Today's Meetings (5)
- 09:30 — Sync with Partner X (brief: open thread on Q3 forecast)
- 11:00 — Demo with [Prospect] (brief: technical eval, CTO joining)
- 14:00 — Internal: roadmap review
- 16:00 — 1:1 with [Manager]
- 17:30 — Ad-hoc holding slot (no description)

Gmail
- App Store Connect: review on [app] — 4 stars, no issues
- Stripe: payment received from [customer]
- 3 promo emails (ignored)

Outlook
- Action: [Partner] needs a response on Q3 forecast by EOD
- FYI: Engineering pushed the release to Thursday

Teams
- @mention from [colleague] in #workflows re: the migration script
- 2 messages in Workflows chat about the partner onboarding flow

Action Items
1. Reply to [Partner] on Q3 forecast (before 09:30 call lands on it)
2. Answer [colleague]'s migration script question
3. Read the 11:00 pre-call briefing before the demo

Two minutes to read. Five minutes to triage. The rest of the morning is actual work instead of inbox archaeology.

What I changed after using it for a while

The first version of this skill summarised everything. Every email. Every message. Every meeting line item. The output was a wall of text I still had to read carefully, which defeated the point.

So I rewrote it to be opinionated. Apple emails get read in full. Everything else is sender + subject. Outlook action items go first, FYI second. Teams mentions go first because someone actually wanted my attention there. Meetings get a one-line description plus a flag if there’s a pre-call briefing already written for them by the 07:00 scheduled task.

The consolidated Action Items block at the bottom is the only part I actually need to read most days. Everything above it is context if I want to dig in.

What it’s not

This is not the sales daily briefing — that’s a different skill, focused on pipeline. The morning briefing is operational.
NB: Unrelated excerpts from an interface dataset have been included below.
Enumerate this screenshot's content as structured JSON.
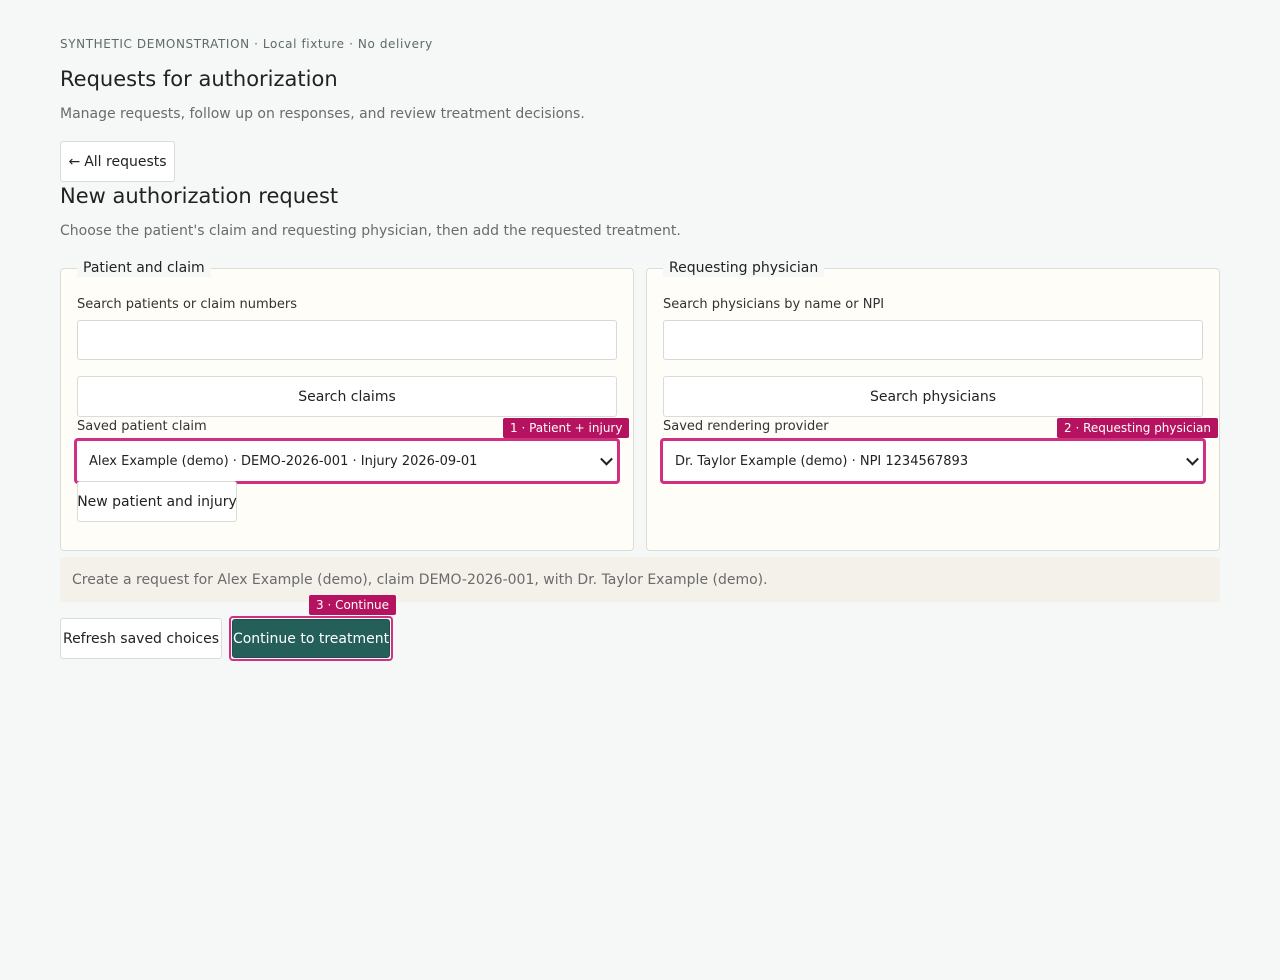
{
  "header": {
    "eyebrow": "SYNTHETIC DEMONSTRATION · Local fixture · No delivery",
    "title": "Requests for authorization",
    "subtitle": "Manage requests, follow up on responses, and review treatment decisions.",
    "back_arrow": "←",
    "back_label": "All requests"
  },
  "form": {
    "title": "New authorization request",
    "subtitle": "Choose the patient's claim and requesting physician, then add the requested treatment."
  },
  "patient_panel": {
    "legend": "Patient and claim",
    "search_label": "Search patients or claim numbers",
    "search_value": "",
    "search_button": "Search claims",
    "saved_label": "Saved patient claim",
    "saved_value": "Alex Example (demo) · DEMO-2026-001 · Injury 2026-09-01",
    "step_tag": "1 · Patient + injury",
    "new_button": "New patient and injury"
  },
  "physician_panel": {
    "legend": "Requesting physician",
    "search_label": "Search physicians by name or NPI",
    "search_value": "",
    "search_button": "Search physicians",
    "saved_label": "Saved rendering provider",
    "saved_value": "Dr. Taylor Example (demo) · NPI 1234567893",
    "step_tag": "2 · Requesting physician"
  },
  "summary": {
    "text": "Create a request for Alex Example (demo), claim DEMO-2026-001, with Dr. Taylor Example (demo)."
  },
  "actions": {
    "refresh_label": "Refresh saved choices",
    "continue_label": "Continue to treatment",
    "continue_tag": "3 · Continue"
  },
  "colors": {
    "background": "#f6f8f7",
    "panel": "#fffdf8",
    "highlight": "#d02f82",
    "tag": "#b5135f",
    "primary": "#245f5a"
  },
  "icons": {
    "back": "arrow-left-icon",
    "select": "chevron-down-icon"
  }
}
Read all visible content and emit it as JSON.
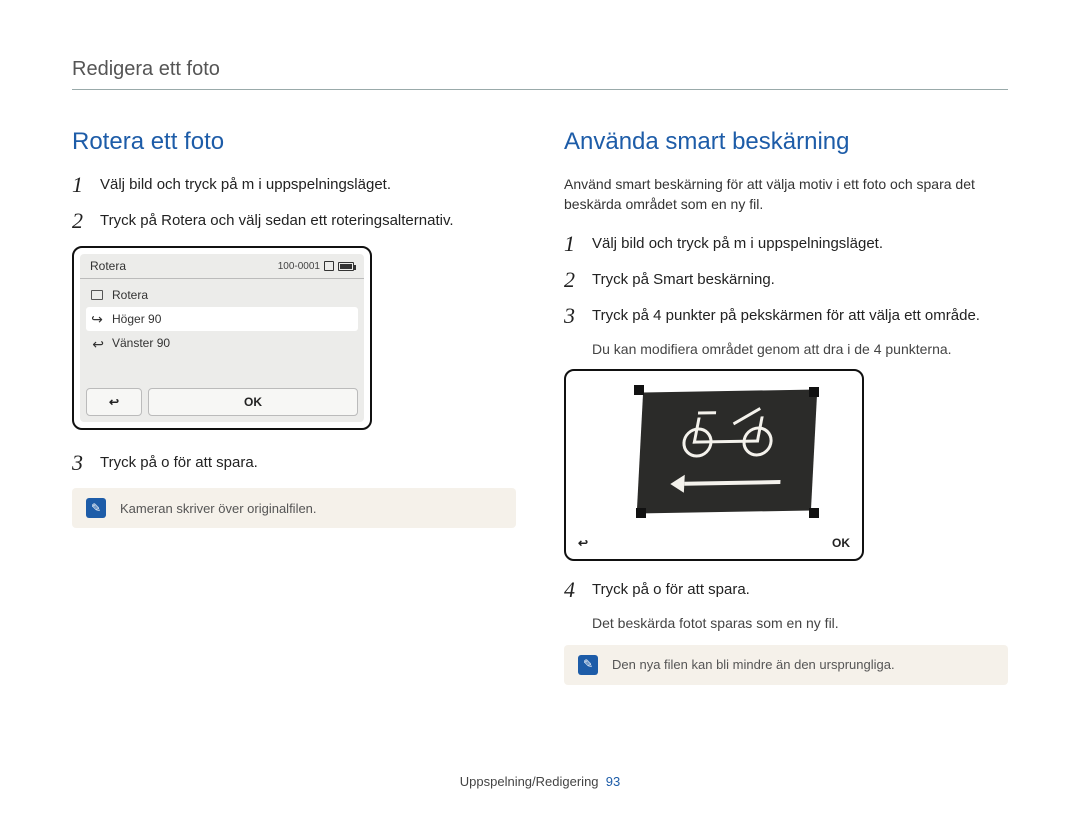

What landed overnight, what’s on today, what needs a response before the first meeting.

It’s also not trying to replace any of the underlying apps. I still read the messages that matter. The skill just does the first pass for me, so I’m not reading promo newsletters and “thanks!” replies with the same attention I give to a partner asking for a decision.

The compounding bit

The thing I didn’t predict is how this changed my evenings. When I trusted that the morning briefing would catch anything important, I stopped checking my phone at 10pm. I stopped opening Outlook after dinner. The overnight queue can wait, because I know it’ll be triaged for me at 7am, with the day already laid out next to it.

That’s the actual win. Not the twenty minutes I save reading. It’s the four or five hours of evening I get back, because I’m not pre-reading my morning at midnight.

If you’ve got Claude, computer control, three communication apps, and a calendar you’d rather not screen-scrape, the skill takes about an hour to set up. I’d build it again tomorrow.